Obesity is weighing heavily on America. Government and private sector health experts now estimate that 65 percent of America’s adults are overweight and 31 percent of adults are obese and at risk for chronic diseases such as diabetes and hypertension. The link between obesity and hypertension is well known, but the exact nature of the association between the two disorders remains unclear.
With the significant rise in obesity in this last decade comes a corresponding increase in the occurrence of hypertension. Almost 29 percent of the population is hypertensive (having a blood pressure (BP) greater than 140/90 or using hypertensive medications.)
The strength of the association of obesity with hypertension varies among different racial and ethnic groups. Generally, risk estimates suggest that approximately 75 and 65 percent of the cases of hypertension in men and women, respectively, are directly attributable to an overweight condition and obesity.
Obesity hypertension is considered to be the most common form of hypertension due to unknown reasons. Many studies suggest that abdominal fat or “beer gut” is more closely associated with high blood pressure than overall obesity. Obese individuals with elevated intra-abdominal fat demonstrate a clustering of coronary heart disease risk factors (the Metabolic Syndrome.)
Not all obese individuals are hypertensive, although weight gain is almost always associated with an increased BP. The increase in BP is closely related to the magnitude of weight gain, and even moderate weight gain is associated with an increased risk of developing hypertension. Weight loss is almost always associated with a reduction in BP in obese individuals. Any elevation in BP above optimal levels (120/80) will increase an individual’s risk of developing cardiovascular diseases.
Abdominal obesity is associated with altered blood circulation adjustments to weight gain. Individuals with an excess accumulation of abdominal fat demonstrate lower levels of cardiac output compared with individuals with lower body fat percentages. Elevated blood pressure due to obesity can cause long-term damage to the body’s vital organs and functions.

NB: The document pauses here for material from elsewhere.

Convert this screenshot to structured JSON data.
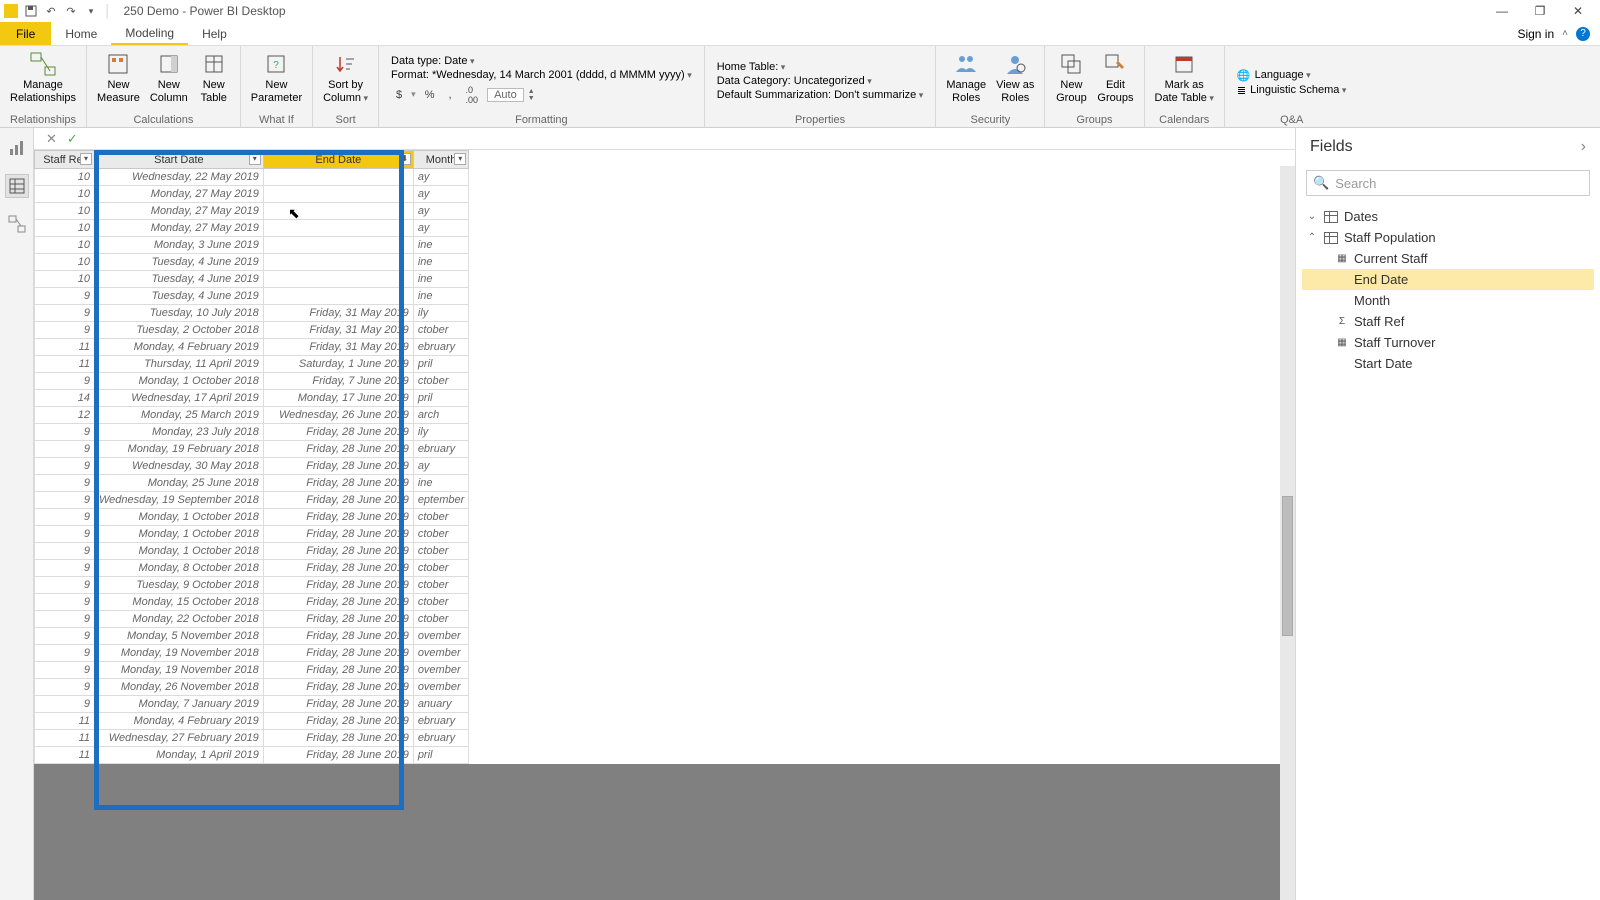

Two of the most common causes of chronic renal (kidney) failure, diabetes and hypertension, are closely associated with obesity
Obesity and hypertension can be treated naturally, using a non-pharmacological approach. Natural and safe methods of treatment include: Weight loss (which lowers BP in obese individuals who have developed hypertension), regular physical activity (incidence of hypertension is highest in obese sedentary individuals and lowest in lean physically active individuals) and sodium restriction (which reduces BP in obese individuals.)